Ses fans le savent : Jean-Christophe Grangé a un penchant très net pour les crimes à la barbarie étudiée, les psychopathes obsédés par la pureté du sang et la vengeance des dieux, les enquêteurs névrosés aux méthodes brutales. Avec le roman Les Promises, son univers trouve un écrin à sa juste démesure : le IIIeme Reich où les monstres du nazisme abondent pour s’entre-dévorer joyeusement sur fond de conflit mondial meurtrier.
Gestapo vs tueur en série
Les Promises donc : de belles et riches aryennes, mariées à des pontes du nazisme, dont la blondeur angélique illumine les salons des hauts lieux berlinois.
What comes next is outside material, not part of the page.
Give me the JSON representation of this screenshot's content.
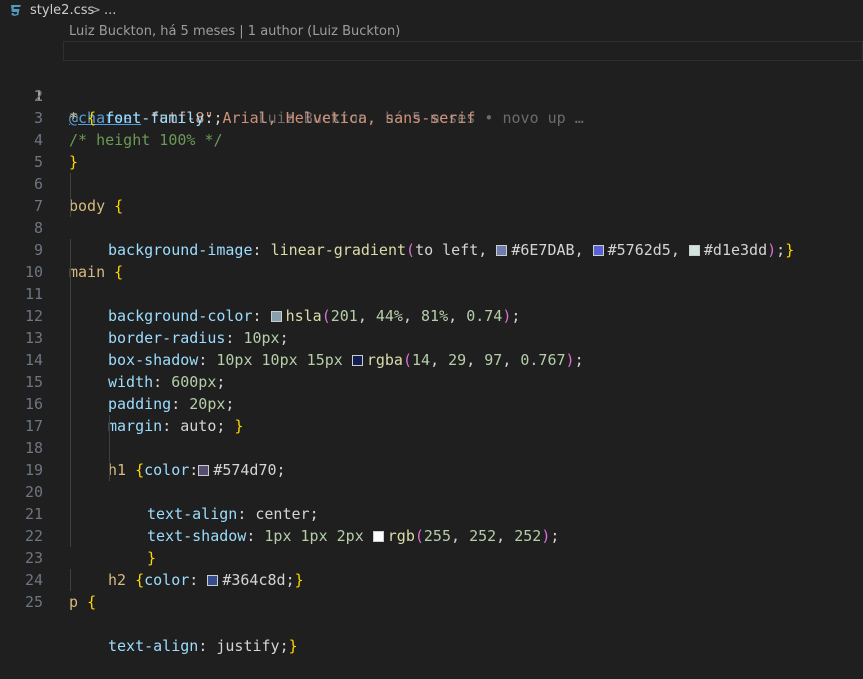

Un club très fermé où un mystérieux tueur en série puise son lot de victimes, assassinées de la pire des manières sur les bords de la Sprée, dans la périphérie de Berlin. Devant les échecs répétés de la police, le gouvernement confie l’enquête aux services d’Himmler. C’est le gestapiste Franz Beewen qui hérite de cet épineux dossier. Bien conscient de manipuler une bombe à retardement qui pourrait bien l’envoyer ad patres, cet ancien SA aux méthodes expéditives, va s’acoquiner avec deux psychiatres, le très séduisant et manipulateur Simon Kraus, très introduit parmi les victimes qu’il psychanalysait quand il ne couchait pas avec, la jeune et passablement alcoolique baronne Mina von Hassel, directrice de l’asile où croupit le père de Beewen.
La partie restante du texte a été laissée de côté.